One potential weak point in my suggestion is that in SQL 2008 and below, adding the filtered index could take a long time--though maybe not, since it is a VERY narrow index and will be written in clustered order (probably with a single scan!). So if it does take too long to create, there is an alternative: walk the clustered index manually. That might look like this:
DECLARE @ClusteredID int = 0; --assume clustered index is a single int column
DECLARE @Updated TABLE (
ClusteredID int NOT NULL
);
WHILE 1 = 1 BEGIN
WITH T AS (
SELECT TOP (10000) *
FROM dbo.YourTable
WHERE ClusteredID > @ClusteredID -- the "walking" part
ORDER BY ClusteredID -- also crucial for "walking"
)
UPDATE T
SET
T.Col1 = '1',
T.Col2 = '1'
OUTPUT Inserted.ClusteredID INTO @Updated
;
IF @@RowCount = 0 BREAK;
SELECT @ClusteredID = Max(ClusteredID)
FROM @Updated
;
DELETE @Updated;
END;
There you go: no index, seeks all the way, and only one effective scan of the entire table (with a tiny bit of overhead dealing with the table variable). If the ClusteredID
column is densely packed, you can probably even dispense with the table variable and just add 10,000 manually at the end of each loop.

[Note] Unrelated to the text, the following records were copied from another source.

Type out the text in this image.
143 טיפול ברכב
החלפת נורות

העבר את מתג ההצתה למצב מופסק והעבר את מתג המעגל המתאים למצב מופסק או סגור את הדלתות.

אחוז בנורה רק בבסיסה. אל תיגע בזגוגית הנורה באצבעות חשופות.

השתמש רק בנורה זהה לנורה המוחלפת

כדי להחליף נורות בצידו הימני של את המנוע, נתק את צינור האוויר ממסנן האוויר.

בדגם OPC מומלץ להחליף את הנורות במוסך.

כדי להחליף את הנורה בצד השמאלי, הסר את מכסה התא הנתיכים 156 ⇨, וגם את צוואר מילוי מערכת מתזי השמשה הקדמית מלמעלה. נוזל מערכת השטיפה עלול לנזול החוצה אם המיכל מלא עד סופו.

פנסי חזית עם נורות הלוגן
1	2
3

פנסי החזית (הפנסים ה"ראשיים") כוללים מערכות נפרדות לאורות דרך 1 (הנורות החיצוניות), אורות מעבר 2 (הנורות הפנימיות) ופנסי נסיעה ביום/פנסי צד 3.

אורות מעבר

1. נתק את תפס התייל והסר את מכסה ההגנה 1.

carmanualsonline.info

You provided an update that you have 5 columns in your clustered index. Here's an updated script to show how you might accommodate that:
DECLARE -- Five random data types seeded with guaranteed low values
@Clustered1 int = 0,
@Clustered2 int = 0,
@Clustered3 varchar(10) = '',
@Clustered4 datetime = '19000101',
@Clustered5 int = 0
;
DECLARE @Updated TABLE (
Clustered1 int,
Clustered2 int,
Clustered3 varchar(10),
Clustered4 datetime,
Clustered5 int
);
WHILE 1 = 1 BEGIN
WITH T AS (
SELECT TOP (10000) *
FROM dbo.YourTable
WHERE
Clustered1 > @Clustered1
OR (
Clustered1 = @Clustered1
AND (
Clustered2 > @Clustered2
OR (
Clustered2 = @Clustered2
AND (
Clustered3 > @Clustered3
OR (
Clustered3 = @Clustered3
AND (
Clustered4 > @Clustered4
OR (
Clustered4 = @Clustered4
AND Clustered5 > @Clustered5
)
)
)
)
)
)
)
ORDER BY
Clustered1, -- also crucial for "walking"
Clustered2,
Clustered3,
Clustered4,
Clustered5
)
UPDATE T
SET
T.Col1 = '1',
T.Col2 = '1'
OUTPUT
Inserted.Clustered1,
Inserted.Clustered2,
Inserted.Clustered3,
Inserted.Clustered4,
Inserted.Clustered5
INTO @Updated
;
IF @@RowCount < 10000 BREAK;
SELECT TOP (1)
@Clustered1 = Clustered1
@Clustered2 = Clustered2,
@Clustered3 = Clustered3,
@Clustered4 = Clustered4,
@Clustered5 = Clustered5
FROM @Updated
ORDER BY
Clustered1,
Clustered2,
Clustered3,
Clustered4,
Clustered5
;
DELETE @Updated;
END;
If you find that one particular way of doing it doesn't work, try another. Understanding the database system at a deeper level will lead to better ideas and superior solutions. I know the deeply-nested WHERE
condition is a doozy. You could try the following on for size as well--this works exactly the same but is much harder to understand so I can't really recommend it, even though adding additional columns is very easy.
WITH T AS (
SELECT TOP (10000) *
FROM
dbo.YourTable T
WHERE
122 <=
CASE WHEN Clustered1 > @Clustered1 THEN 172 WHEN Clustered1 = @Clustered1 THEN 81 ELSE 0 END
+ CASE WHEN Clustered2 > @Clustered2 THEN 54 WHEN Clustered1 = @Clustered2 THEN 27 ELSE 0 END
+ CASE WHEN Clustered3 > @Clustered3 THEN 18 WHEN Clustered3 = @Clustered3 THEN 9 ELSE 0 END
+ CASE WHEN Clustered4 > @Clustered4 THEN 6 WHEN Clustered4 = @Clustered4 THEN 3 ELSE 0 END
+ CASE WHEN Clustered5 > @Clustered5 THEN 2 WHEN Clustered5 = @Clustered5 THEN 1 ELSE 0 END
ORDER BY
Clustered1, -- also crucial for "walking"
Clustered2,
Clustered3,
Clustered4,
Clustered5
)
UPDATE T
SET
T.Col1 = '1',
T.Col2 = '1'
OUTPUT
Inserted.Clustered1,
Inserted.Clustered2,
Inserted.Clustered3,
Inserted.Clustered4,
Inserted.Clustered5
INTO @Updated
;
I have many times performed updates on gigantic tables with this exact "walk-the-clustered-index in small batches" strategy with no ill effect on the production database.